Ghazal 9, Verse 9x

{9,9x}

vus((at-e ra;hmat-e ;haq dekh kih ba;xshaa jaave
mujh-saa kaafir kih jo mamnuun-e ma((aa.sii nah hu))aa

1) look at the amplitude of the mercy of God-- that there would be bestowed
2) an infidel like me, who didn't become obligated/indebted to/for sins

Notes:

vus((at : 'Latitude; amplitude; spaciousness; capacity; space, extent; space covered, area; dimensions; bulk; --convenience, ease; opportunity, leisure'. (Platts p.1192)

 

jaave is a variant form of jaa))e ; GRAMMAR.

 

mamnuun : 'Who has received a favour, favoured, obliged; grateful, thankful'. (Platts p.1068)

 

ma((aa.sii : 'Acts of disobedience, sins, crimes'. (Platts p.1046)

Gyan Chand:

In the second line the idea has been reversed. It must somehow be made straight. The meaning of 'obligated to sins' apparently seems to be 'indebted to sins'; that is, to accept sins, to embark on sinning. But here there's no scope for such an interpretation. Sin was able to do me the kindness of not making me its prey. But I didn't wish to accept this kindness from it, and I myself made myself available as its practice-slate. The Lord's mercy is so ample that he has bestowed a sinful infidel like me. (73)

Faruqi:

This also means that he was so inconsiderate that he committed no sins, and denied God this opportunity to exercise his benignness. (Marginal note, handwritten in English, 1980)

FWP:

SETS
INDEPENDENCE: {9,1}
ISLAMIC: {10,2}

Raza p. 223. S. R. Faruqi's choices. Ghalib originally composed a ghazal of nine verses, and chose to include in his published divan the first verse, and the final six. This verse is the third of the original nine verses.

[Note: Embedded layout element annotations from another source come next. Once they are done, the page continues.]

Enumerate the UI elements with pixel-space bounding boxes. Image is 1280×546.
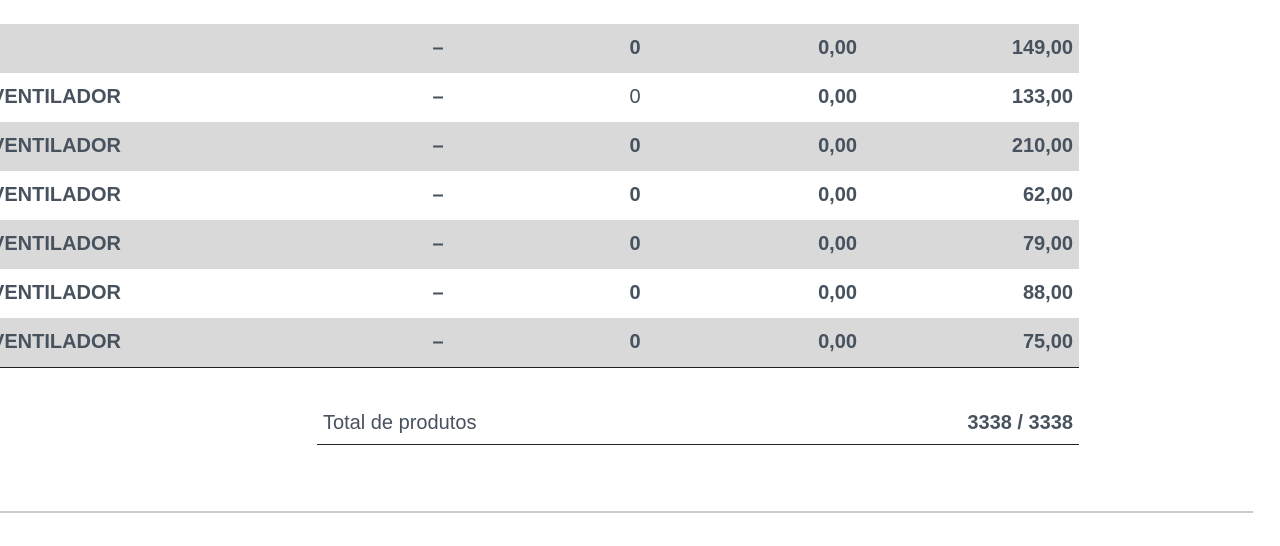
name-cell: VENTILADOR <box>0 184 121 206</box>
total-row: Total de produtos 3338 / 3338 <box>317 404 1079 445</box>
table-row: VENTILADOR – 0 0,00 133,00 <box>0 73 1079 122</box>
price-cell: 88,00 <box>1022 282 1073 304</box>
name-cell: VENTILADOR <box>0 331 121 353</box>
price-cell: 62,00 <box>1022 184 1073 206</box>
name-cell: VENTILADOR <box>0 282 121 304</box>
dash-cell: – <box>432 37 444 59</box>
disc-cell: 0,00 <box>818 282 857 304</box>
qty-cell: 0 <box>629 86 641 108</box>
total-label: Total de produtos <box>323 412 477 434</box>
table-row: VENTILADOR – 0 0,00 88,00 <box>0 269 1079 318</box>
table-row: – 0 0,00 149,00 <box>0 24 1079 73</box>
disc-cell: 0,00 <box>818 37 857 59</box>
disc-cell: 0,00 <box>818 233 857 255</box>
disc-cell: 0,00 <box>818 331 857 353</box>
qty-cell: 0 <box>629 331 641 353</box>
dash-cell: – <box>432 282 444 304</box>
dash-cell: – <box>432 331 444 353</box>
dash-cell: – <box>432 233 444 255</box>
table-row: VENTILADOR – 0 0,00 79,00 <box>0 220 1079 269</box>
table-row: VENTILADOR – 0 0,00 75,00 <box>0 318 1079 367</box>
qty-cell: 0 <box>629 135 641 157</box>
divider <box>0 511 1253 513</box>
price-cell: 75,00 <box>1022 331 1073 353</box>
name-cell: VENTILADOR <box>0 233 121 255</box>
name-cell: VENTILADOR <box>0 135 121 157</box>
name-cell: VENTILADOR <box>0 86 121 108</box>
price-cell: 210,00 <box>1011 135 1073 157</box>
total-value: 3338 / 3338 <box>967 412 1073 434</box>
price-cell: 149,00 <box>1011 37 1073 59</box>
disc-cell: 0,00 <box>818 184 857 206</box>
table-row: VENTILADOR – 0 0,00 210,00 <box>0 122 1079 171</box>
qty-cell: 0 <box>629 233 641 255</box>
price-cell: 133,00 <box>1011 86 1073 108</box>
dash-cell: – <box>432 184 444 206</box>
disc-cell: 0,00 <box>818 86 857 108</box>
price-cell: 79,00 <box>1022 233 1073 255</box>
qty-cell: 0 <box>629 282 641 304</box>
dash-cell: – <box>432 135 444 157</box>
disc-cell: 0,00 <box>818 135 857 157</box>
qty-cell: 0 <box>629 184 641 206</box>
product-table: –0 0,00 149,00 VENTILADOR –0 0,00 133,00 VENTIL… <box>0 24 1079 368</box>
qty-cell: 0 <box>629 37 641 59</box>
dash-cell: – <box>432 86 444 108</box>
table-row: VENTILADOR – 0 0,00 62,00 <box>0 171 1079 220</box>
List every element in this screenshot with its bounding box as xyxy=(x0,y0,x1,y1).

The speaker presents himself as an apparently unique, or at least extraordinary, kind of 'infidel'. But what kind exactly? The flexibility of the i.zaafat , and the usual Ghalibian ambiguities, permit his distinctive 'infidelity' to take various possible forms:

=he didn't become 'obligated to sins', because he didn't take any advantage of them-- that is, he didn't commit any sins

=he didn't become 'obligated to sins', because he didn't accept their offer to refrain from persecuting him; thus he became their prey, and sinned (Gyan Chand's reading)

=he didn't become 'obligated [to God] through sins', because he didn't commit any sins; thus he perversely denied God a chance to receive the obligatory penitence and then to show him mercy (Faruqi's reading)

There's thus an element of paradox in his behavior: an 'infidel' is normally expected to sin; an 'infidel' who stubbornly refuses to succumb to sin is-- what? Not a Muslim exactly, because in this case the speaker specifically identifies himself as an 'infidel', one who has been created as such by the remarkable breadth of God's imagination and power. Is he perhaps a strange, hybrid, virtuous infidel? Or maybe a truly perverse infidel?

In any case, the speaker's emphasis on radical independence, on rejecting all outside influence, is one of the few strongly discernible, consistent strands in Ghalib's poetic self-presentation; for many examples, see {9,1}.